Establishing the need for a pause would be the easy part. Making it happen is another matter altogether. If he so wished, Dario Amodei, Anthropic’s chief executive, could send everyone home today and shut down his company. At best, though, this would delay the rise of powerful AI by a couple of months. Its two major rivals, Google and OpenAI, are not far behind. OpenAI, the developer of ChatGPT, has said that it too sees “early signs of RSI [recursive self-improvement] in today’s systems”.

It added: “We expect this to increase competitive pressures among developers and nations, and create governance challenges that existing institutions are not equipped to address.”

Even if the US government ordered all three to stop work on AI, this might only cede ground to China, whose companies are typically seen as being just three to six months behind the US.

Earlier this year at the World Economic Forum, Amodei said: “The reason we can’t [slow down] is because we have geopolitical adversaries building the same technology at a similar pace… It’s very hard to have an enforceable agreement where they slow down and we slow down.”

Practically, it would require a government-level agreement and the two nations that matter are the US and China. This sort of agreement would require Trump and Xi Jinping to co-operate on a pause, something that looks far from likely given both have compared AI to a race.

Xi has said that China must “gain a head start and secure a competitive edge” in AI, while a Trump administration action plan states that “America is in a race to achieve global dominance in artificial intelligence”.

It has also emerged that the National Security Agency have been using Mythos to carry out cyber-attacks.
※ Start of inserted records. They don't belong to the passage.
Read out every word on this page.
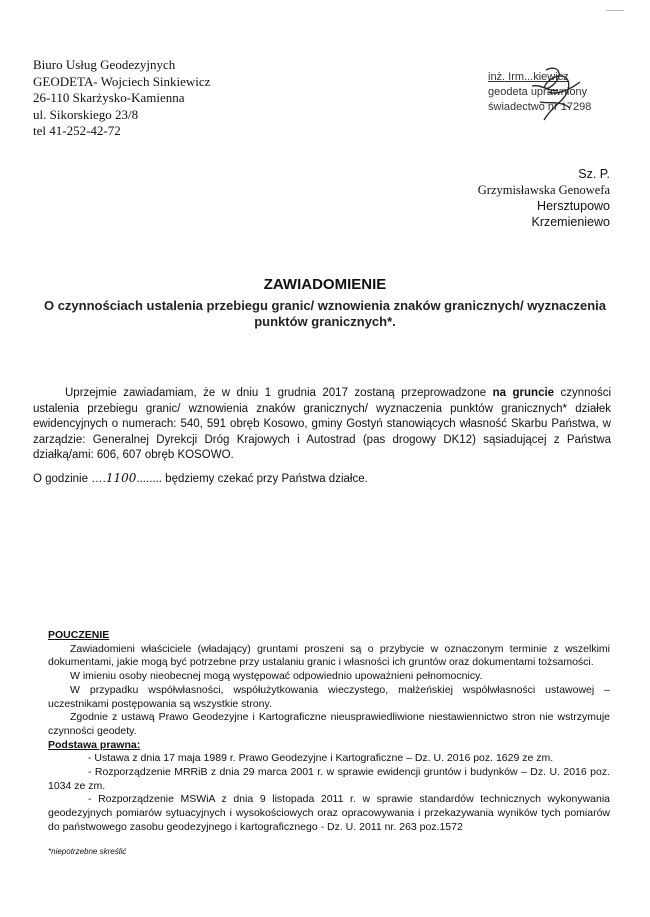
Biuro Usług Geodezyjnych
GEODETA- Wojciech Sinkiewicz
26-110 Skarżysko-Kamienna
ul. Sikorskiego 23/8
tel 41-252-42-72
inż. Irm...kiewicz
geodeta uprawniony
świadectwo nr 17298
Sz. P.
Grzymisławska Genowefa
Hersztupowo
Krzemieniewo
ZAWIADOMIENIE
O czynnościach ustalenia przebiegu granic/ wznowienia znaków granicznych/ wyznaczenia punktów granicznych*.

Uprzejmie zawiadamiam, że w dniu 1 grudnia 2017 zostaną przeprowadzone na gruncie czynności ustalenia przebiegu granic/ wznowienia znaków granicznych/ wyznaczenia punktów granicznych* działek ewidencyjnych o numerach: 540, 591 obręb Kosowo, gminy Gostyń stanowiących własność Skarbu Państwa, w zarządzie: Generalnej Dyrekcji Dróg Krajowych i Autostrad (pas drogowy DK12) sąsiadującej z Państwa działką/ami: 606, 607 obręb KOSOWO.

O godzinie ….1100........ będziemy czekać przy Państwa działce.

POUCZENIE

Zawiadomieni właściciele (władający) gruntami proszeni są o przybycie w oznaczonym terminie z wszelkimi dokumentami, jakie mogą być potrzebne przy ustalaniu granic i własności ich gruntów oraz dokumentami tożsamości.

W imieniu osoby nieobecnej mogą występować odpowiednio upoważnieni pełnomocnicy.

W przypadku współwłasności, współużytkowania wieczystego, małżeńskiej współwłasności ustawowej – uczestnikami postępowania są wszystkie strony.

Zgodnie z ustawą Prawo Geodezyjne i Kartograficzne nieusprawiedliwione niestawiennictwo stron nie wstrzymuje czynności geodety.

Podstawa prawna:

- Ustawa z dnia 17 maja 1989 r. Prawo Geodezyjne i Kartograficzne – Dz. U. 2016 poz. 1629 ze zm.

- Rozporządzenie MRRiB z dnia 29 marca 2001 r. w sprawie ewidencji gruntów i budynków – Dz. U. 2016 poz. 1034 ze zm.

- Rozporządzenie MSWiA z dnia 9 listopada 2011 r. w sprawie standardów technicznych wykonywania geodezyjnych pomiarów sytuacyjnych i wysokościowych oraz opracowywania i przekazywania wyników tych pomiarów do państwowego zasobu geodezyjnego i kartograficznego - Dz. U. 2011 nr. 263 poz.1572

*niepotrzebne skreślić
This suggests the US government is making enthusiastic use of the latest systems instead of fearing their consequences.

Pessimists often compare the technology and its potential consequences to nuclear weapons, but the two are nothing alike.

The destructive capabilities of atomic warheads are undisputed, whereas AI’s safety risks can appear nebulous. The latter’s upside may also be significant: its supporters believe it can cure disease, lead to interstellar space travel, and make work optional.

What is more, pressing pause on the AI race is not without its own set of risks. Suspending work on AI could cause an economic crash. The chips and data centres that AI relies on have driven a stock market boom that has helped sustain the US economy. Inhibiting demand for them could do the opposite.

There have been signs that China and the US are changing tack. The White House has raised the alarm about Mythos and Trump has just signed an executive order calling for AI models to be reviewed before release.

Beijing has called for a “global AI governance framework” to rein in the technology. This is miles away from the global deal Anthropic has called for, but campaigners have taken it as a positive sign.

The political zeitgeist can move very quickly. The US and its allies have succeeded to a certain extent in deterring nuclear proliferation. To do so similarly with AI is going to be hard, but as we have seen with nuclear weapons, global governance can come together and work for the common good.